In den letzten zehn Jahren musste ich neu laufen lernen, lieben, vertrauen oder eben einfach Ich zu sein. Und wenn man selbst gar nicht weiß, was dieses ich eigentlich ist, stellt einen jede Entscheidung, jede Erinnerung und auch jeder ganz eigene Verlust immer wieder vor eine neue Herausforderung.
In den letzten zwanzig Jahren habe ich immer wieder über meine vermeintlichen Dämonen geschrieben und dabei zu begreifen versucht, wofür ich einfach nicht alt und erfahren genug war.

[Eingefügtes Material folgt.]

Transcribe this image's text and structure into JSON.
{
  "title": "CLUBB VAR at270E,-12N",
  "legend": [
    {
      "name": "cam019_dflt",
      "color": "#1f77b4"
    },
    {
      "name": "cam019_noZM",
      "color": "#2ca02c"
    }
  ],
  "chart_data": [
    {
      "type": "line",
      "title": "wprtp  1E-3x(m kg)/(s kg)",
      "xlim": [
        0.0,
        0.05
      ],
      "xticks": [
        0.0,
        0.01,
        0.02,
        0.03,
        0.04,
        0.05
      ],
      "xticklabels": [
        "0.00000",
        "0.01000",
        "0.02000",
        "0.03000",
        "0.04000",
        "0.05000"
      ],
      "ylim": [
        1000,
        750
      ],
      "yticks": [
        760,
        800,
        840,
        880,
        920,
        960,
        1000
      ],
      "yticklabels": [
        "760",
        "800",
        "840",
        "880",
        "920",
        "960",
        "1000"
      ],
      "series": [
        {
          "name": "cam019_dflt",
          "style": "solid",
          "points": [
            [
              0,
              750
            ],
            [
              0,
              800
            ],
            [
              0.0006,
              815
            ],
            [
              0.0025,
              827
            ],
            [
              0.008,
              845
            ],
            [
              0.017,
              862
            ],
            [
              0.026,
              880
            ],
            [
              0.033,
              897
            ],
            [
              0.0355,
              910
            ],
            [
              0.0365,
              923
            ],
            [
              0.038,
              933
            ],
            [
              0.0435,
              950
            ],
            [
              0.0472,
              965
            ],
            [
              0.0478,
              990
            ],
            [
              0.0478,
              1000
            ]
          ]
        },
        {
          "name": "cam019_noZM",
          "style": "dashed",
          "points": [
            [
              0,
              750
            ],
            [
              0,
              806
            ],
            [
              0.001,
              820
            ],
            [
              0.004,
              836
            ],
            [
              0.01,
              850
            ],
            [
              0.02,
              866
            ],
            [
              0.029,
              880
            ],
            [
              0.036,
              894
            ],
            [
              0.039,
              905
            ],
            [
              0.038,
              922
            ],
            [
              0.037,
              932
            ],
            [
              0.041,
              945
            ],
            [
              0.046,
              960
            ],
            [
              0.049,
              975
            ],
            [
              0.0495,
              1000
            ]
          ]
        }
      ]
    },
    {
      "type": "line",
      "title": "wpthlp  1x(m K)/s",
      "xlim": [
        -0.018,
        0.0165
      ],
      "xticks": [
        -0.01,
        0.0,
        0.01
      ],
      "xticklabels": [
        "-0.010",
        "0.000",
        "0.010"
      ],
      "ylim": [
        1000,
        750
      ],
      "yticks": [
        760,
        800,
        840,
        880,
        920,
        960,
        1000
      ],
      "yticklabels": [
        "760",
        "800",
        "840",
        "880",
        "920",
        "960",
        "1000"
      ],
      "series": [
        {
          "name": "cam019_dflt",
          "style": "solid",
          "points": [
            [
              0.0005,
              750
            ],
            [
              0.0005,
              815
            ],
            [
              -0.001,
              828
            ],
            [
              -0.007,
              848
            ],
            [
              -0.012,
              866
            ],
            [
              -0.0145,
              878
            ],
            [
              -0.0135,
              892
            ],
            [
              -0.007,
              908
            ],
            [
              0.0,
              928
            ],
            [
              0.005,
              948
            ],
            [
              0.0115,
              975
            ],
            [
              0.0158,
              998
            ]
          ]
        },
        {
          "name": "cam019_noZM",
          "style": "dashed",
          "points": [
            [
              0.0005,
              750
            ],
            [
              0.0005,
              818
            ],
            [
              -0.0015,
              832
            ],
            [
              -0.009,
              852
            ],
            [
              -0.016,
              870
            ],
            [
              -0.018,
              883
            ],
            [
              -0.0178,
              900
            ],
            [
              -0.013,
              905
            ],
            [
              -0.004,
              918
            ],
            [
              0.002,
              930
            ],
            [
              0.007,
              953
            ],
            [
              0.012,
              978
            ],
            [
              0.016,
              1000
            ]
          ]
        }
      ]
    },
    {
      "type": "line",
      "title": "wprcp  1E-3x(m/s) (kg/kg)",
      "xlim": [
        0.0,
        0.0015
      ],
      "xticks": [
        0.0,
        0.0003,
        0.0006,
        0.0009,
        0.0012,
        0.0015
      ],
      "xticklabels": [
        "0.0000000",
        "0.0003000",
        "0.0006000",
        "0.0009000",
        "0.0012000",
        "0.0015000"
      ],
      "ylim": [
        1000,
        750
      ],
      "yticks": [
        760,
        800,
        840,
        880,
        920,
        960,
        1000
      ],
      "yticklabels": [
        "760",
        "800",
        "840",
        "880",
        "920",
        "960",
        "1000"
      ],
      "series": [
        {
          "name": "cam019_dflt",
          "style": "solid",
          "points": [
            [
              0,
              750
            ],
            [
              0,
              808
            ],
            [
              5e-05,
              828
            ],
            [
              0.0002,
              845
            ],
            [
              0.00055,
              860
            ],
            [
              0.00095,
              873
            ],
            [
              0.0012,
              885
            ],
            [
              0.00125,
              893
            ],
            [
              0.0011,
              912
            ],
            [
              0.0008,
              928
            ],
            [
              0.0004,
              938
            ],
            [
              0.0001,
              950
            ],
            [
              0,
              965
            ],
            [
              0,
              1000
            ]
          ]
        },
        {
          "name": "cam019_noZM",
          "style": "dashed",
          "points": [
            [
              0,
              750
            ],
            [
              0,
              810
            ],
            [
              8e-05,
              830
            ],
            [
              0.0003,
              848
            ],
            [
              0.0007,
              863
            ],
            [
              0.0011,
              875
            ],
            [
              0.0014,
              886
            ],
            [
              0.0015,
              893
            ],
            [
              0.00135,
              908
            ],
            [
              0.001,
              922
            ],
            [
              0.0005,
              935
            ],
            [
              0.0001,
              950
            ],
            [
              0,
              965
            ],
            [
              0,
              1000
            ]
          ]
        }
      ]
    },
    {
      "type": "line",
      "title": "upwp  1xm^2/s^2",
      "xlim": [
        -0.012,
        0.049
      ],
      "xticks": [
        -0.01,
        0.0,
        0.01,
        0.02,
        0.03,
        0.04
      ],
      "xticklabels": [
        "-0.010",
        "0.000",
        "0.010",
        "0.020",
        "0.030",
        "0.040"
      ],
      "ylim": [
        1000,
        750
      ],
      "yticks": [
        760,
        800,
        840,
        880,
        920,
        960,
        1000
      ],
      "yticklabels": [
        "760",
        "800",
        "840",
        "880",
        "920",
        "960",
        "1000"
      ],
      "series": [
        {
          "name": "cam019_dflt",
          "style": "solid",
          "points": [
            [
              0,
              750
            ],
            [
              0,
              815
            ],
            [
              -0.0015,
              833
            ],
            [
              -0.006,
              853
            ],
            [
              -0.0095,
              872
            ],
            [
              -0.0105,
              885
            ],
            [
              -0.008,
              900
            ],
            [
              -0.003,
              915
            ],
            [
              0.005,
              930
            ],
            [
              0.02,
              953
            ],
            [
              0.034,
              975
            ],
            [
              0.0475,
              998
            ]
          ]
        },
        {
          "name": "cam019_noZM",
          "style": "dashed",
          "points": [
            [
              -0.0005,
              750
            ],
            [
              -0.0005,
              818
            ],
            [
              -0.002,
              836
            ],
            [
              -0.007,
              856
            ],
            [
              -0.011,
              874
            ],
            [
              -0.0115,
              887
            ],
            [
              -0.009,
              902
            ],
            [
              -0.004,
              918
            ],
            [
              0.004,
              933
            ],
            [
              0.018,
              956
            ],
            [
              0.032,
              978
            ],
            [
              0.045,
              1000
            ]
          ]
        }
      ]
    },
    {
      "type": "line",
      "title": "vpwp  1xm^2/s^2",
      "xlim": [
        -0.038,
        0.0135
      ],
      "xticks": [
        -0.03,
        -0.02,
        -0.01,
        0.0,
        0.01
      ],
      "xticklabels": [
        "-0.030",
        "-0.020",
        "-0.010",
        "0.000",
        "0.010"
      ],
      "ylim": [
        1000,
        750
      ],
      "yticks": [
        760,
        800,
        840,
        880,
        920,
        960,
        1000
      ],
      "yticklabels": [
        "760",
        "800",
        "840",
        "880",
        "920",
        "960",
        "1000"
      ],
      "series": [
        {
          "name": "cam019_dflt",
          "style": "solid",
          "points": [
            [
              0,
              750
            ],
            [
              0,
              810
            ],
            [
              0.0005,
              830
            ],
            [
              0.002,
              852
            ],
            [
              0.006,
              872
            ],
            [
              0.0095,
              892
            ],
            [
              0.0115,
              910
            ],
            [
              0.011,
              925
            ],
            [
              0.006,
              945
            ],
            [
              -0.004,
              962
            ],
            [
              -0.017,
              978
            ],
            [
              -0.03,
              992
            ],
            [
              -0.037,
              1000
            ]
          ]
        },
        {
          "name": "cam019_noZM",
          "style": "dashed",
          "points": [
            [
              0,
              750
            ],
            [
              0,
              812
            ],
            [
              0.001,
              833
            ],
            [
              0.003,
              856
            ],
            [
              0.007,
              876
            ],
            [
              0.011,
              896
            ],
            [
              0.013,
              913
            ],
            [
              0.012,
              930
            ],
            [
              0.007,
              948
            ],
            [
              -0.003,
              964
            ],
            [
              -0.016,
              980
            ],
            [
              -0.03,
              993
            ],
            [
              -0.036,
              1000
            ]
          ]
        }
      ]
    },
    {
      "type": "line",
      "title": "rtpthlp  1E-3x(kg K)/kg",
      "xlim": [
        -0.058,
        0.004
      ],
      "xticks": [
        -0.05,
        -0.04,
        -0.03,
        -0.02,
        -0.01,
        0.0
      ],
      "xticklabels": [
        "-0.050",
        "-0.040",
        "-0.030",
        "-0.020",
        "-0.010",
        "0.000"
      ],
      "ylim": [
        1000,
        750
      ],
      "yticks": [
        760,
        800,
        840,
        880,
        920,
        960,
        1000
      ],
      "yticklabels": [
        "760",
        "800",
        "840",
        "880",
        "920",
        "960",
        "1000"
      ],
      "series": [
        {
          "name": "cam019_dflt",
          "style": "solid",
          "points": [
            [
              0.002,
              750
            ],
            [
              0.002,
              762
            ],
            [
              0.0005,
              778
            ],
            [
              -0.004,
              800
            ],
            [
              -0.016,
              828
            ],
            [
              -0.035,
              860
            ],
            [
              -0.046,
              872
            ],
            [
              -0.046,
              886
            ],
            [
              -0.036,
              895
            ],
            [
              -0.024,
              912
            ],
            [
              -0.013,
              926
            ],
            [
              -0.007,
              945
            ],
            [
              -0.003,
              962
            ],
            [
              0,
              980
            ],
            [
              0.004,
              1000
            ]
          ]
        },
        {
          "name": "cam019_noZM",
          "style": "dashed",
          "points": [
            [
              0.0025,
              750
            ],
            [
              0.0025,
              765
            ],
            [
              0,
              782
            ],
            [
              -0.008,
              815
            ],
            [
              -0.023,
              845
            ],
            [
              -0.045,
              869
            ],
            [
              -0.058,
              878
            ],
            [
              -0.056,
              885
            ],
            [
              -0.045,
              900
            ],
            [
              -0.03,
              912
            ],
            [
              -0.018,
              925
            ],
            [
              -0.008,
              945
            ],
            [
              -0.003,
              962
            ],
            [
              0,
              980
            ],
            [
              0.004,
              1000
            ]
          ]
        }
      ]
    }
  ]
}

Lernt man sich selbst dann das erste Mal ungeschönt und nackt kennen, kommen zwangsläufig zu jedem Zweifel und jeder Erinnerung auch Erkenntnisse. Und auch genau solche die verdammt weh tun, weil sie eine Wahrheit zeigen, vor der man sich sein halbes Leben erfolgreich verschlossen hat.
Und ja – ich war schon ein depressives Kind. Ich war damit immer zu viel. Und: oft bin ich niemandem etwas wert gewesen.
Genau das – so weiß ich heute – bleibt die Wurzel von allem.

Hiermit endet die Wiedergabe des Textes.